Kalkulator membantu pedagang pasar karena pedagang memahami badan, rangkaian, dan unsur. Tetapi siswa tidak sama dengan pedagang.

Bagi pedagang,

badan: jual-beli dagangan
rangkaian:
komunikasi dengan pembeli dan distributor
unsur: kalkulator, warung, dan barang dagangan

Untuk bisa sukses, pedagang wajib sangat mahir menguasai badan “jual-beli dagangan.” Sedangkan untuk rangkaian dan unsur, pedagang cukup mahir dalam menggunakannya. Misal pedagang perlu mahir menggunakan kalkulator untuk penjumlahan harga-harga barang dagangan. Tetapi pedagang tidak perlu memahami proses kalkulator menghitung penjumlahan itu. Karena kalkulator adalah unsur bukan badan.

Bandingkan dengan siswa belajar berhitung,

badan: belajar berhitung perkalian
rangkaian: latihan dan komunikasi dengan guru
unsur: penjumlahan, menulis, membaca

Siswa perlu mahir “berhitung perkalian” dan menggunakan “penjumlahan.” Kalkulator mengganggu proses-proses itu. Dengan kalkulator, siswa gagal memahami “penjumlahan” dan akibatnya siswa gagal “perkalian.” Jadi, siswa harus dilarang menggunakan kalkulator. Sementara, pedagang boleh menggunakan kalkulator.

Apakah mahasiswa akuntasi boleh menggunakan kalkulator? Boleh. Karena bagi mahasiswa akuntasi, kalkulator adalah sekedar “unsur” sehingga hanya perlu mahir menggunakan kalkulator tanpa harus memahami proses hitungan kalkulator.

Apakah mahasiswa informatika boleh menulis kode program pakai AI? Tidak boleh. Karena menulis kode, dalam koding, adalah “badan” yang harus mahir dikuasai oleh mahasiswa informatika.

Apakah programer senior boleh menulis kode pakai AI? Boleh. Karena bagi programer senior, yang sudah lulus dari kuliah informatika, menulis kode adalah “unsur” yang hanya perlu mahir menggunakannya. Bagaimana pun, programer senior tetap perlu waspada karena AI sering halu alias ngawur.

Jadi, meski kalkulator AI adalah alat tetapi posisi alat ini bisa sebagai “badan” atau “unsur”. Karena posisi kalkulator AI bagi siswa sebagai “badan” dalam belajar maka AI sering merugikan proses belajar siswa dan mahasiswa. Sementara, bagi pedagang dan programer senior, kalkulator AI bisa menguntungkan.

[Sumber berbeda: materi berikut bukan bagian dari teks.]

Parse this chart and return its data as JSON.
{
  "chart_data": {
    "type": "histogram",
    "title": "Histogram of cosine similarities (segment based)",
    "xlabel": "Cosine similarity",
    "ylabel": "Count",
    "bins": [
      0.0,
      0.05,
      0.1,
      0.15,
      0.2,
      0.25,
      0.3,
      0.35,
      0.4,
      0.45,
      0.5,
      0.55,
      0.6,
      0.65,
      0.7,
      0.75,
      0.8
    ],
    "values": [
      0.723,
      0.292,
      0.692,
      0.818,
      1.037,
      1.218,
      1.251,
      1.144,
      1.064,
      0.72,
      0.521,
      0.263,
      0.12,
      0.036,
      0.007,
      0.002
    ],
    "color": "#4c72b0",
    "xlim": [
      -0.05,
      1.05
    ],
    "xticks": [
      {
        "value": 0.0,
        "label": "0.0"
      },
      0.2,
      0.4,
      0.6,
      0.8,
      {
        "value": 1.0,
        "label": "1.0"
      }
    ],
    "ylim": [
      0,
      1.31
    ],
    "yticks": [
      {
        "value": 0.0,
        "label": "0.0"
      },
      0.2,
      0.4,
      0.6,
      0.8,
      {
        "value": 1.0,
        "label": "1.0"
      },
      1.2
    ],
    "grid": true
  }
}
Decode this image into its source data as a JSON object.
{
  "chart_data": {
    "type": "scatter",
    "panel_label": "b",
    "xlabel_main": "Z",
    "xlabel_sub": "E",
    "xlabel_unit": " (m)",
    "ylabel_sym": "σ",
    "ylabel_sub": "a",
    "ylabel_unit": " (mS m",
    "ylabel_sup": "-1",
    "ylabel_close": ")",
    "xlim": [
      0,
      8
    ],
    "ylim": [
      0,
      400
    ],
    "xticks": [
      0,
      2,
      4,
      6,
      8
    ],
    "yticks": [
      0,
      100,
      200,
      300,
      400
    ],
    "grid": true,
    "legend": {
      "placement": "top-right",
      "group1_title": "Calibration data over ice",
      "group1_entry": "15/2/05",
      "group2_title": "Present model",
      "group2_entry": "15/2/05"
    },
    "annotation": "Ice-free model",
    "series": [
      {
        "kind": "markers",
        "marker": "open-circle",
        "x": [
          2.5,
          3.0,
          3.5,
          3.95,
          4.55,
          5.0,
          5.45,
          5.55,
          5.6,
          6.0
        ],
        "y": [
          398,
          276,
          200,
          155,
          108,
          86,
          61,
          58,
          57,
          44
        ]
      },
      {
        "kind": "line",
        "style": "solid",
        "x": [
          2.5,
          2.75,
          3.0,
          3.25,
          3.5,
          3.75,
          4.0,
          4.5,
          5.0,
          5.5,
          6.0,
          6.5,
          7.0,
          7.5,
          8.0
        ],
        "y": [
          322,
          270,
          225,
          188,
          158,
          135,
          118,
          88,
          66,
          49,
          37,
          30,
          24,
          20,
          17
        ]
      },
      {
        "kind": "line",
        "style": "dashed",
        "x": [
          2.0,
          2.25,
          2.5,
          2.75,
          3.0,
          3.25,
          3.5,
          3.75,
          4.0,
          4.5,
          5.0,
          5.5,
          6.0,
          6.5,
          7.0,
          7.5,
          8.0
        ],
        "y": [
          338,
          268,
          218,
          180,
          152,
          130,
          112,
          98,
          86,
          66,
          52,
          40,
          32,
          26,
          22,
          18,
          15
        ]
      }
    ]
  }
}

Menganggap teknologi sebagai alat adalah cara pandang paling rendah dalam memaknai teknologi. Teknologi adalah “teman hati” bagi umat manusia untuk mendaki nilai-nilai lebih tinggi.

[d] Badan Pendidikan

Badan utama pendidikan bersifat dinamis. Yang semula “unsur” bisa berubah menjadi “badan” dalam proses pendidikan berikutnya. Hal ini berbeda dengan “badan” pedagang yang cenderung stabil. Kalkulator akan tetap menjadi “unsur” bagi pedagang dalam rentang waktu yang lama; mungkin bertahun-tahun.

Hari ini, siswa bisa belajar “tanaman” sebagai “badan.” Sedangkan pupuk sekedar sebagai “unsur” hari itu. Pertemuan berikutnya, belajar pupuk menjadi “badan” utama pembelajaran. Jadi, siswa tidak cukup hanya mengenal pupuk; tetapi siswa perlu mempelajari pupuk secara mendalam sebagai “badan” pembelajaran.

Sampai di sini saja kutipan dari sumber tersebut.